Abends im Bett erzählte sie Heinrich von den Merkwürdigkeiten, die sie nicht verstand. Dass sie nie auf den Friedhof gingen, nie Blumen auf Papas Grab legten. Heinrich konnte das genauso gut erklären, wie Papa es gekonnt hätte. »Das ist ja viel zu weit«, sagte er. »Wir sind doch umgezogen. Aber Onkel Kurt und Agnes bringen ihm sicher jeden Tag Blumen. Und Oma Seifert betet jeden Tag für ihn.« Irene konnte nämlich nicht selbst für ihn beten, das hatte ihr noch niemand beigebracht.

Heinrich wusste auch, warum Irene tagsüber nicht mehr von Papa sprechen durfte, ihre Mutter wollte kein Wort mehr über ihn hören. »Sie ist böse mit ihm«, sagte Heinrich. »Weil er sich hat totschießen lassen. Er hätte eben viel besser aufpassen müssen.«

Als sie die Wohnung ausräumten, stopfte ihre Mutter alle Fotos von Papa in einen Mülleimer. Zum Glück zerriss sie die Fotos vorher nicht. Irene, die nur mitdurfte, um ihre Spielsachen in einen Karton zu packen, fischte sie alle wieder aus dem Eimer, säuberte sie sorgfältig von verschimmelten Speiseresten und Zigarettenasche und versteckte sie gut. Es war sogar eins dabei, auf dem Papa noch ein kleiner Junge gewesen war. Hinten stand sein Name drauf und sein Geburtstag, das hatte seine Mutter geschrieben, ehe sie gestorben war. Damit alle Leute wussten, wer Papa war und wann man ihm etwas zum Geburtstag schenken musste.
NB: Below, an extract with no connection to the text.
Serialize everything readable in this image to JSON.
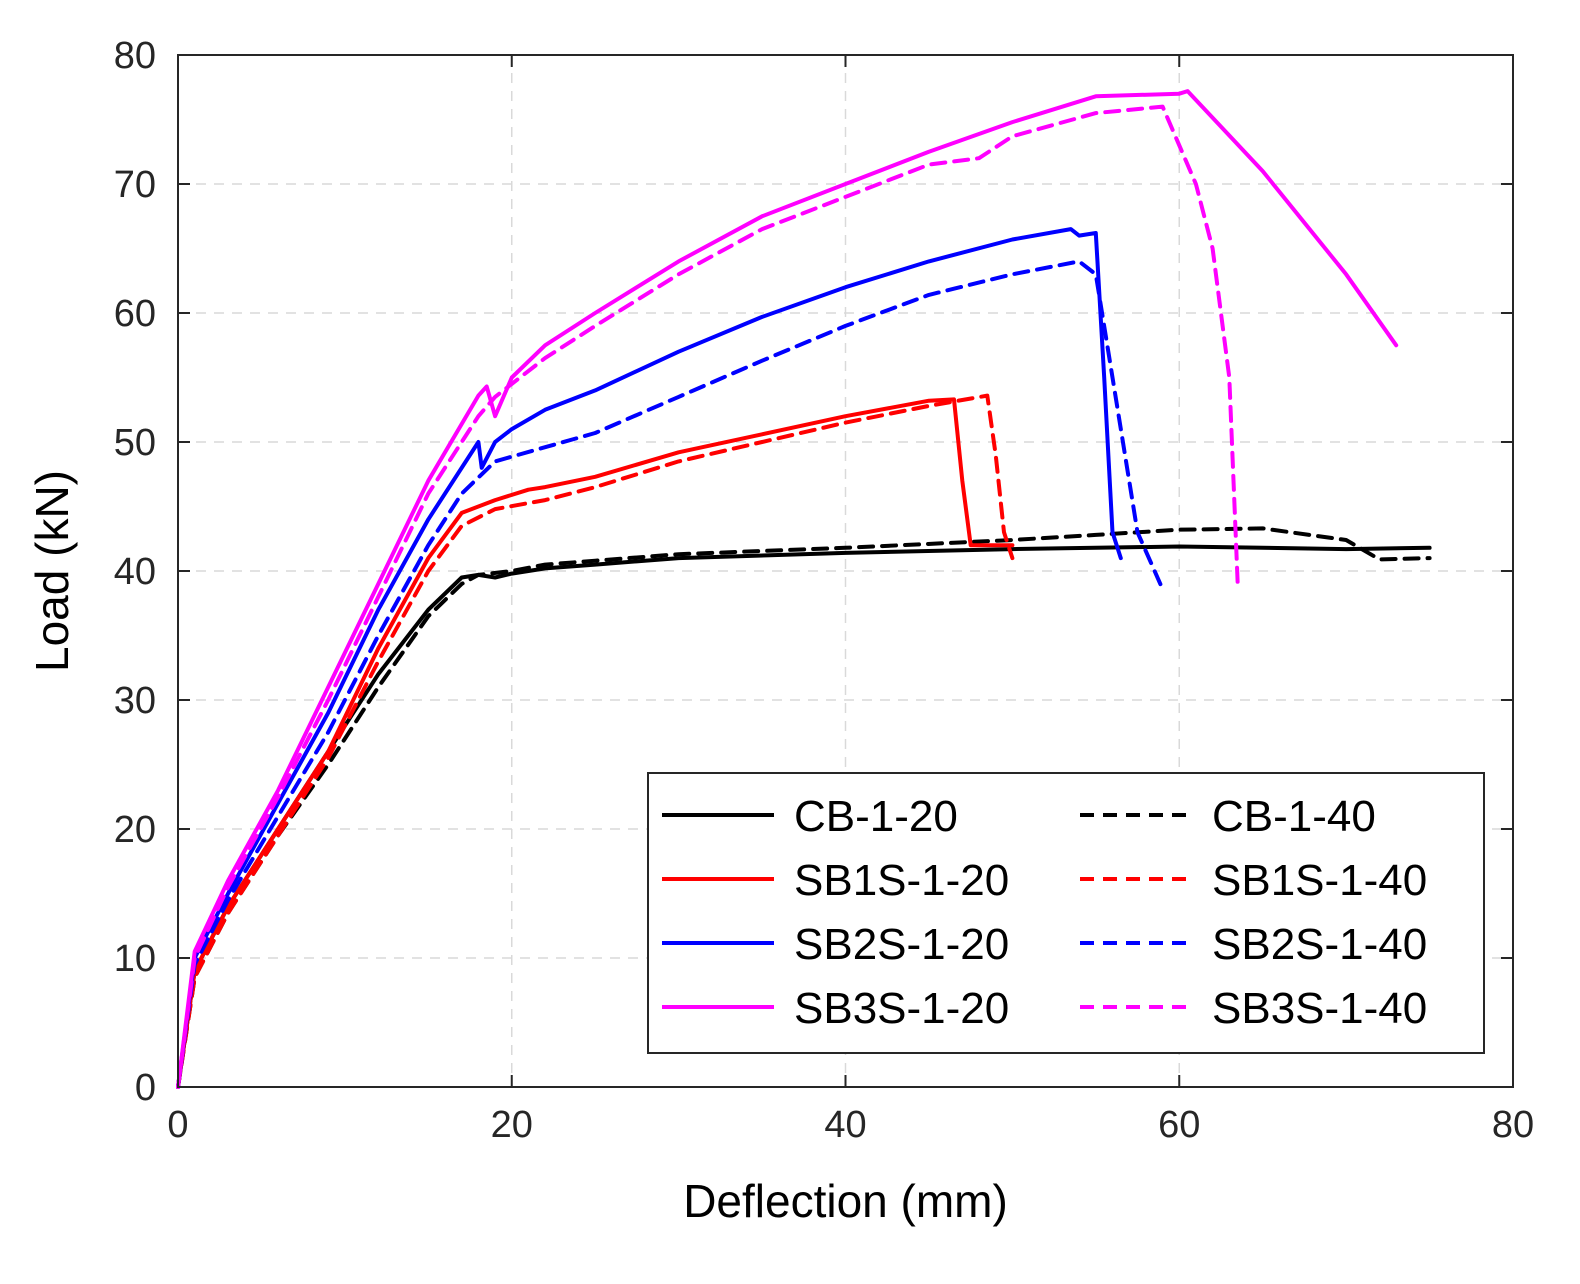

Agnes Seifert hatte ihr das einmal erzählt.

Und Irene besaß noch mehr Erinnerungen. Einen Nachmittag auf einem Volksfest, eine Fahrt auf dem Autoskooter. Papa neben ihr, so groß und stark, das kleine Fahrzeug lässig mit einer Hand durch das dichteste Gewühl steuernd, den freien Arm um ihre Schultern. Damit hielt er sie fest, damit sie bei den Rempeleien und den Stößen nicht nach vorne geschleudert wurde und sich am Ende die Lippen auf- oder die Zähne ausschlug.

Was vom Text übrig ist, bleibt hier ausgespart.